Curse the lizard-receptionist! There are two airports in Sao Paulo, and one isn't even strictly speaking in Sao Paulo at all. It's quite a bloody long way from Sao Paulo in fact. One does not necessarily realise this when one is browsing a Brazilian travel website with zero Portuguese at one's disposal. When I arrive in said airport, it is immediately clear something is wrong, because this sleepy, mouldering little place bears no resemblance to the mega-airport I remember passing through on my way to Rio. Still, I'm not panicking yet, because lots of cities have a couple of airports, and you can always drive from one to the other in fifteen minutes max. Right? Wrong. Once the person at information and I have established Spanish as our language of common incompetence, I learn that I can catch a bus, but it will take two hours and doesn't leave for another hour - way too late. Taxi then? Sure. She produces a card showing the price of a taxi to various destinations. Garulhos International: 330 Real. I do a double-take. Three hundred and thirty real? That's about $200, the same as my flight cost to this god-forsaken excuse for an airport. Short the real!

But I have no choice. My own stupidity has gotten me into this fix. I'm going to have to dig my way out with my own pockets. The taxi driver reckons he can get me to Garulhos in the hour I have before I'm supposed to check in, but the very lovely English-speaking lady who comes to my aid is less convinced. The traffic at this time is really bad in Sao Paulo, she says. Still, I can't miss that flight to Germany, so I have to give it my best shot.
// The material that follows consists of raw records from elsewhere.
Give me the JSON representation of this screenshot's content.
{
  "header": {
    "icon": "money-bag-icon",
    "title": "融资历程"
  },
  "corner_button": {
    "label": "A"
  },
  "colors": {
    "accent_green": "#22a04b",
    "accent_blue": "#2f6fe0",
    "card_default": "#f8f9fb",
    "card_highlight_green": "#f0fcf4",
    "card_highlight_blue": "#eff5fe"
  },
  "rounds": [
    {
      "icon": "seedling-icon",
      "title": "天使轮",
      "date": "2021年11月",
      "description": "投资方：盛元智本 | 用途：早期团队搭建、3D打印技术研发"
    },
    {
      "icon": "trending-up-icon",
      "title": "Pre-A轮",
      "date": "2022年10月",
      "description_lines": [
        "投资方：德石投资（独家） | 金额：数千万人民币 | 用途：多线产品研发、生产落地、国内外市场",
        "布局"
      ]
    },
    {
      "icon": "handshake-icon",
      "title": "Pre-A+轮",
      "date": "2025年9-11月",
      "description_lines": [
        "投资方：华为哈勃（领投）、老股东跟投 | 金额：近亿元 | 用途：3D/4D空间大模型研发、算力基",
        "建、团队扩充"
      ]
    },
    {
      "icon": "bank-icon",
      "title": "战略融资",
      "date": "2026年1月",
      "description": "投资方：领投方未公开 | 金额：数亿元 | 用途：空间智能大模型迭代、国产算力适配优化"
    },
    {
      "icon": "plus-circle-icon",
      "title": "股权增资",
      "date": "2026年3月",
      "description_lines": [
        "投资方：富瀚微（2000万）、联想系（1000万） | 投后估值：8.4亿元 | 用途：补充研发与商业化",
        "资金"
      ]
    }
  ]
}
Well the lady was wrong. The traffic is fine, just fine! We're making brilliant time. In the silence of our mutual linguistic incomprehension, my cares slowly lift from my shoulders. We have twenty minutes to travel fifteen kilometres. Easy! And then... the traffic. Absolute turn-off-the-engine-and-play-a-round-of-poker, Michael-Douglas-in-Falling-Down gridlock. It's a curious kind of tension that grows in a taxi in this sort of situation when neither of you can speak a word of the other's language. I'm sure the poor guy wanted to murder me for my tongue-clicking, seat-shuffling, fidgety behaviour. By the time we got to the airport I was so late I'd given up, but god bless South American inefficiency! Nobody even remarked on my lateness as I checked in, and then I found myself standing in the passport control queue for so long I could just about have walked from Rio. Two more disinterested, lackadaisical employees as these passport officers I haven't seen since... well, lizard-eyes the day before.

This being a Lufthansa flight, there are lots of Germans in the queue, who of course despise such inefficiency, and I hear one of them remarking, "This is supposed to be a developed country, but this is the worst I've seen!" But that's the thing. It may be trying very hard to look like one, but in no way is Brazil a developed country. You just pay developed-world prices. Like I said, short the real, because there's only one direction that currency can go.

1 comment:

jon bauer said...

Can someone who doesn't know which airport he flies from really throw stones at a country? Nice one, PNJ. I think we travel because we can't change ourselves, only our context. Which, as it happens, changes our experience of us. Happy New Year.